Besetzung und Programm:

Wiener Symphoniker

Rezension:

Philippe Jordan Chefdirigent der Wiener Symphoniker

Wir wollen nicht die zweiten Philharmoniker sein“ – dieser Satz des Chefdirigenten Philippe Jordan zeigt, wohin die Reise für die Wiener Symphoniker gehen soll. In ihrer Eigenschaft als Konzertorchester der Stadt Wien mangelte es den Symphonikern lange am eigenen Profil, nicht aber an der Qualität. Die Uraufführungen bedeutender Werke wie Bruckners Neunter oder Mahlers Sechster beweisen es, ebenso die langjährige Zusammenarbeit mit Dirigenten wie Herbert von Karajan, Wolfgang Sawallisch oder Georges Prêtre. Das grosse spätromantische Repertoire ist bei den Wiener Symphonikern in den besten Händen Als Kulturbotschafter Wiens unternimmt das Orchester jährlich mehrere Konzerttourneen ins europäische und aussereuropäische Ausland.
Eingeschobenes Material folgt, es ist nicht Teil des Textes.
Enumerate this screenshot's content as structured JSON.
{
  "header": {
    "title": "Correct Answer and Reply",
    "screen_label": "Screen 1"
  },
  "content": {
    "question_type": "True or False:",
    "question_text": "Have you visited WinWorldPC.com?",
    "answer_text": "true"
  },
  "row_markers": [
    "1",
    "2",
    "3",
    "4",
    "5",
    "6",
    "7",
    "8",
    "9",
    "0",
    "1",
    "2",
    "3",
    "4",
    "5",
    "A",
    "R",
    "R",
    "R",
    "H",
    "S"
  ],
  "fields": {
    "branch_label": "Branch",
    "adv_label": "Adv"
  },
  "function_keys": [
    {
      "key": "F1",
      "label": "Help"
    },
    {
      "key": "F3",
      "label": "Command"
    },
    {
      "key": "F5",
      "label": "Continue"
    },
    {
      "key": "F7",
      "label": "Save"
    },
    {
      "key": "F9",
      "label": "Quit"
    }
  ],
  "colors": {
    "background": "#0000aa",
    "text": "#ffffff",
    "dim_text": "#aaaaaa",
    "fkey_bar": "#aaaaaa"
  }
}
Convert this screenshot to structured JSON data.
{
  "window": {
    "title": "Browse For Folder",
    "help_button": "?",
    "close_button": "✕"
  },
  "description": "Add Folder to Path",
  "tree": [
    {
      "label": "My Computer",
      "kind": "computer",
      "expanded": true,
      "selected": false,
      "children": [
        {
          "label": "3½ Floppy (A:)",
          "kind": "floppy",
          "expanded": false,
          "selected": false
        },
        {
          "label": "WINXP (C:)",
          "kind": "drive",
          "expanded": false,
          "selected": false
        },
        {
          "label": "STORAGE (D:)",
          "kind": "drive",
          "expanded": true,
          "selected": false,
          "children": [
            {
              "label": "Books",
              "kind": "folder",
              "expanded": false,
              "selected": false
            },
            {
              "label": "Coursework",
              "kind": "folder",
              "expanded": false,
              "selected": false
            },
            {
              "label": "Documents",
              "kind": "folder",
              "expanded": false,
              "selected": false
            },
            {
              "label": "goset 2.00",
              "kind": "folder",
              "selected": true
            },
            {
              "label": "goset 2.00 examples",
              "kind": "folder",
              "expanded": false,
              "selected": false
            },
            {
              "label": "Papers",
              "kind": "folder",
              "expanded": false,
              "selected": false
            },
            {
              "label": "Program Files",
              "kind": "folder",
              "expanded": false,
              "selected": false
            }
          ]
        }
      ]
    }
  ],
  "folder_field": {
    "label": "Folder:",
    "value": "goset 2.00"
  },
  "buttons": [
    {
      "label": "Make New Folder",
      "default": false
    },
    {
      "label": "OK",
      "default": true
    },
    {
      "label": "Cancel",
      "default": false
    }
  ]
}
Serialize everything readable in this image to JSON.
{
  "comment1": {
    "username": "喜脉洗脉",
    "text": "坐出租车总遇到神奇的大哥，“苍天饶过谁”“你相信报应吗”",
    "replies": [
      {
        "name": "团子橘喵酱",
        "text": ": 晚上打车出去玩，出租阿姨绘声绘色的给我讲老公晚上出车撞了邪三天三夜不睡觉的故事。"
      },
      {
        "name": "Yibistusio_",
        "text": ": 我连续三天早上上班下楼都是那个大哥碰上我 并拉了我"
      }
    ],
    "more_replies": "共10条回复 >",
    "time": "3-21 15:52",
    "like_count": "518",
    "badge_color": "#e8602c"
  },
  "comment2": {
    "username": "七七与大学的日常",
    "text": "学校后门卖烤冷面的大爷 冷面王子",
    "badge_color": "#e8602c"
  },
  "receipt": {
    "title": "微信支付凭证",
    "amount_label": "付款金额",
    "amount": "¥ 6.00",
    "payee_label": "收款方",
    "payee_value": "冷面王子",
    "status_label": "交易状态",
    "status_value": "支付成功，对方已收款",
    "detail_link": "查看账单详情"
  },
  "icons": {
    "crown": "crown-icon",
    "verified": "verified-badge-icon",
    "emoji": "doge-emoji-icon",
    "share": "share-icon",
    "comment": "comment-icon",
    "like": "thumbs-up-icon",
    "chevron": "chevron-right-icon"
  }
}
Auch das Engagement beim Theater an der Wien (seit 2006) soll zur erwähnten Profilschärfung beitragen.

Die Wiener sind auch das Residenzorchester der Bregenzer Festspiele, dort hört man sie auf der Seebühne nur, sieht sie aber nicht, da sie unter der Bühne platziert sind.

Grundsätzliches zum Konzertprogramm:

Strauss ist,  ebenso wie Beethoven,  ein «Orchester-Komponist», dessen bisweilen üppige Partituren aufzufächern für jeden Dirigenten eine anspruchsvolle Tätigkeit darstellt. Das zweite Werk , Strauss’ «Heldenleben», trägt mit Klangfarben und seinem oft als egomanisch verschrieenen Strauss’schen Klangpathos vielleicht noch dicker auf als der dürre Ritter von der traurigen Gestalt.

1. Konzertteil mit Richard Strauss – Don Quixote op. 35,

Gautier Capuçon Solist am Cello

Die, im Jahre 1897 in München komponierten phantastischen Variationen über ein Thema ritterlichen Charakters, wurden am 8. März 1898 in Köln unter der Leitung von Franz Wüllner uraufgeführt. Die Partitur enthält ursprünglich kein Programm, doch hat der Komponist zu den einzelnen Abschnitten des Werks nachträglich kurze programmatische Erläuterungen zum besseren Verständnis verfasst.

Feines Intro mit Holzbläsern und weichen Violinen, Übernahme des Motivs durch die Klarinette, die abgelöst wird durch die Violinen, die ihrerseits durch die Oboe abgelöst wird, bevor die Blechbläser kurz das Kommando übernehmen, gefolgt vom Piccolo, der Oboe, die zurückführt in den Schoss des Gesamtorchesters

Die zweite Variation schildert eine Episode, in der Don Quijote (dargestellt vom Cello) einer Schafherde begegnet und sie für eine herannahende Armee hält. Strauss setzt dissonantes Flatterzungenspiel ein, um das Blöken der Schafe nachzuahmen.

Anton Sorokov 1. Konzertmeister der Wiener Symphoniker

Dies ist eines der ersten Vorkommen dieser Spieltechnik. Der Solist am Cello, Gautier Capuçon, bringt vor allem in lyrischen Passagen sein Violoncello zum Singen, kann als Ritter von der traurigen Gestalt auch mal ungestüm brummen, mal quietschen, findet sich dann wieder in fast glückseliger Traurigkeit.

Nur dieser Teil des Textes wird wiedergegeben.